We used multiple statistical approaches to reduce and assess the potential effect of uncontrolled confounding, including multiple adjustment, sensitivity analyses in a subgroup of infants more at risk of severe ROP, and sensitivity analyses to investigate the consequences of different approaches to imputing missing data, all with consistent results. Of note, the data used to identify threshold levels of combined duration and blood glucose concentration associated with increased risk of severe ROP were not imputed.

Another limitation is the overall small number of cases of severe ROP, in keeping with its low incidence in France, similar to other European countries [32], which may have weakened the power of the study of the association between use of insulin therapy and severe ROP in the EPIPAGE-2 cohort. Conversely, a false-positive finding (type 1 error) in the validation study is unlikely despite the small number of severe ROP cases in the validation cohort.
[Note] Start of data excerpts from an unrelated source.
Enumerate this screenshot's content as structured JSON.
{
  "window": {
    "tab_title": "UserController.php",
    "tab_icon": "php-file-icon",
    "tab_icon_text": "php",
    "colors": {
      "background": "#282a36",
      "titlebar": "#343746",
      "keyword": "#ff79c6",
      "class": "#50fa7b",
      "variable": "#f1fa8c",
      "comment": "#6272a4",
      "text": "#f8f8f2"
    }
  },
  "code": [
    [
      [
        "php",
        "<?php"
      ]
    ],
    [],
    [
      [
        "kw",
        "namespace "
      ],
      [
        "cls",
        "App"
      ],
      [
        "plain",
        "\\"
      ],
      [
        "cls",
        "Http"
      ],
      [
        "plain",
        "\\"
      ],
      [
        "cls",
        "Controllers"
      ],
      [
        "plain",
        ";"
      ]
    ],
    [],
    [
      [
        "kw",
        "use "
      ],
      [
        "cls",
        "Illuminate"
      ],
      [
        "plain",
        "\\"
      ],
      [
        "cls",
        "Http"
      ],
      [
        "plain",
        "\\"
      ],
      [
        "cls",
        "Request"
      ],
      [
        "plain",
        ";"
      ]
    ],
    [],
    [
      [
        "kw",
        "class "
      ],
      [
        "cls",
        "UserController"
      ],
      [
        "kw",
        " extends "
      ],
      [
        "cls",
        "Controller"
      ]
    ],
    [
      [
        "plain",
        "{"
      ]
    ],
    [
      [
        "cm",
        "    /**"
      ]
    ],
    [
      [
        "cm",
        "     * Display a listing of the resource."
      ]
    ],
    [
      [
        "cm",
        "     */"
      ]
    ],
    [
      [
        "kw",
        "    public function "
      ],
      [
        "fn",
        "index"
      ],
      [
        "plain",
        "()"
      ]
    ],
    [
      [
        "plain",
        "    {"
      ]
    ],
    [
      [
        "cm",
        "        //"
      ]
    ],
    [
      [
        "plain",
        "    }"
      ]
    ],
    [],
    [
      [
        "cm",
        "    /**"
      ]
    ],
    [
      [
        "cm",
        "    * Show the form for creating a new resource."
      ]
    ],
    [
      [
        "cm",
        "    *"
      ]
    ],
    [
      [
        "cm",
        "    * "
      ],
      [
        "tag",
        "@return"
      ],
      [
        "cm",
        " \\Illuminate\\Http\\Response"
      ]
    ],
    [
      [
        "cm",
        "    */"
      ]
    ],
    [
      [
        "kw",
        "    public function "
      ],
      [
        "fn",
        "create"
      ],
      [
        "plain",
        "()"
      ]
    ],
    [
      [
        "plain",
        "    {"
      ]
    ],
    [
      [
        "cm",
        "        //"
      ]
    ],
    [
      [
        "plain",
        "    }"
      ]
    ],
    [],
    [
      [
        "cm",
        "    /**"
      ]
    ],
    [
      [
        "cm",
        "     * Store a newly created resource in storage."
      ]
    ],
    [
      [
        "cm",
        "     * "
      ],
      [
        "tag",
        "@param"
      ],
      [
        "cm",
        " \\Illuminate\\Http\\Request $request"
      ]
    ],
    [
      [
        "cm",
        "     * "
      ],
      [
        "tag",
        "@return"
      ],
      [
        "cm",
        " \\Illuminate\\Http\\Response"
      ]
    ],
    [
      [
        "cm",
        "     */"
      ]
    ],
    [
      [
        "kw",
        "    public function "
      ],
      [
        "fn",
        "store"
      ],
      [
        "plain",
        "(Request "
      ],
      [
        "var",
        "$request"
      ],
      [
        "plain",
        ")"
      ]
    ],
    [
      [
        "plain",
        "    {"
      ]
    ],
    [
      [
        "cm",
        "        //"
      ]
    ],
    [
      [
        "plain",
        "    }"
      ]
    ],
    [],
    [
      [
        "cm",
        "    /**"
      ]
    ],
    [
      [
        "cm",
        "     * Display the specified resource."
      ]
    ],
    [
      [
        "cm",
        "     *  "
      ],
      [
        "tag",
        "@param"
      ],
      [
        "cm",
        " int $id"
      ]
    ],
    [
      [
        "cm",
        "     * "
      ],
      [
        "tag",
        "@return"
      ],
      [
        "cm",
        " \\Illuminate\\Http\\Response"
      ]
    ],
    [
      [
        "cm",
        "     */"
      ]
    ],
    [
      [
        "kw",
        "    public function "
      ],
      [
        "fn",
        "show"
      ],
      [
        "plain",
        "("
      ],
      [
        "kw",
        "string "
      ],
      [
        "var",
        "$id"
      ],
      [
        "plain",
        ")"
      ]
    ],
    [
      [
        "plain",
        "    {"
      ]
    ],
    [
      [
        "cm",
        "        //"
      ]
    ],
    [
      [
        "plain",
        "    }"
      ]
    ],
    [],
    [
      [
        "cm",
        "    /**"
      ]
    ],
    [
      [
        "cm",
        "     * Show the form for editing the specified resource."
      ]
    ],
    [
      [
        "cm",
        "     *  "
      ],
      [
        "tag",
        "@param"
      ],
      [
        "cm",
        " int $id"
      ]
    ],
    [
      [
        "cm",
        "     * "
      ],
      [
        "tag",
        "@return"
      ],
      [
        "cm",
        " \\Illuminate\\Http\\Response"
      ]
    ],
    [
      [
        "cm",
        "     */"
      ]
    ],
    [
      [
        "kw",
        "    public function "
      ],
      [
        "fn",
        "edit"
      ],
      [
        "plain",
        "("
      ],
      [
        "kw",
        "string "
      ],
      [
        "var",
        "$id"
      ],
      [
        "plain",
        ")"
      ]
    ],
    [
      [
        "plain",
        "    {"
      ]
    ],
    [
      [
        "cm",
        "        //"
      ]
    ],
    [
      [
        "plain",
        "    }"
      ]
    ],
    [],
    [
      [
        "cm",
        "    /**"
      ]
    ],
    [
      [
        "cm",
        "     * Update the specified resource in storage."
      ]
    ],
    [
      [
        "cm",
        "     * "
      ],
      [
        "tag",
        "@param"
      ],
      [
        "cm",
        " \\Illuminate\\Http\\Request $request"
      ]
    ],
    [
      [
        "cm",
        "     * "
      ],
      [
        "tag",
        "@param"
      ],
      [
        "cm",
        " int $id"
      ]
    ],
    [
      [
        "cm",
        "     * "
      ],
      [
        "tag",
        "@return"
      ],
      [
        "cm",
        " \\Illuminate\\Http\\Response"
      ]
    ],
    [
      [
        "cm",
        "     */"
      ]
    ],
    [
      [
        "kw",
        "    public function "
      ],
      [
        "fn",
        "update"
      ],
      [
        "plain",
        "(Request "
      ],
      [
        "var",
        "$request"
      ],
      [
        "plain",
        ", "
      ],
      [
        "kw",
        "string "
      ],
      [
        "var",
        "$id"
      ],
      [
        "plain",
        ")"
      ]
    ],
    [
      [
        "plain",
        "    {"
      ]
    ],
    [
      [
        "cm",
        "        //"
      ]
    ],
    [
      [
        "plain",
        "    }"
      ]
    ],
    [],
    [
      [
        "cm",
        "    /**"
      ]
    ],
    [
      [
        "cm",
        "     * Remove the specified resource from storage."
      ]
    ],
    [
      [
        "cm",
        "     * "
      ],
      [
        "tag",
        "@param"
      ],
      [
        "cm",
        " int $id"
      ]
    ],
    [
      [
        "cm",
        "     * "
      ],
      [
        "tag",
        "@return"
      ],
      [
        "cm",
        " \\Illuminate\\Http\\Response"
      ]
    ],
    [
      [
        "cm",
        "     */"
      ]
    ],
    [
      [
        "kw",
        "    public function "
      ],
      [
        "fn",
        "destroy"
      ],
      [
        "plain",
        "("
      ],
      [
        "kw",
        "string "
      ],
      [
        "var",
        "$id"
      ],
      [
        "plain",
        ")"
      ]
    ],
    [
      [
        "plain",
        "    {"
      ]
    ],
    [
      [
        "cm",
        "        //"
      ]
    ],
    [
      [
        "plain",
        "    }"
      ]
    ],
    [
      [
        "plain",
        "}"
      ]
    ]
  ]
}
From our analyses, we obtained strong findings to support that hyperglycemia in premature infants is an important risk factor for severe ROP and not a simple marker of severity of illness. Experimental data from animal studies support the idea that hyperglycemia may impose biological changes on the immature retina. Indeed, experimental studies in newborn rodents have shown that early hyperglycemic exposure in ranges similar to those observed in premature infants interferes with normal retinal development and induces both delayed retinal angiogenesis and neuronal loss—similar to ROP [5,6].

While neonatologists are largely in agreement on the need to treat neonatal hyperglycemia in premature infants because it is associated with increased risk of mortality and neurological morbidity [3335], the strategies to improve glucose control are still debated. Insulin treatment is usually advocated by experts, to avoid an unwanted restriction of caloric intake. Still, the level of evidence for insulin use is based on a few RCTs showing a beneficial effect of insulin on short-term outcomes only, such as glucose intake and growth [17,36,37]. Very tight glucose control using insulin has been associated with an increased risk of hypoglycemia [17], and prophylactic insulin has been associated with increased mortality [7]. These RCTs did not evaluate severe ROP as a main outcome measure and were not adequately powered to address the issue of ROP prevention via better glucose control. The authors of a small retrospective study suggested that insulin treatment by itself might be a stronger predictor of ROP than hyperglycemia [38]. Unlike this study, we used a propensity score approach in a nationwide cohort to minimize the likelihood of incorrectly attributing the association between hyperglycemia and severe risk of ROP to insulin use (confounding by indication), because the decision to give insulin depends on the infant’s clinical state. In the propensity-score-weighted cohort, adjustment for gestational age, birth weight percentile, and duration of oxygen therapy had a large but not significant effect on the association between insulin treatment and severe ROP (unadjusted OR 2.51; adjusted OR 0.40).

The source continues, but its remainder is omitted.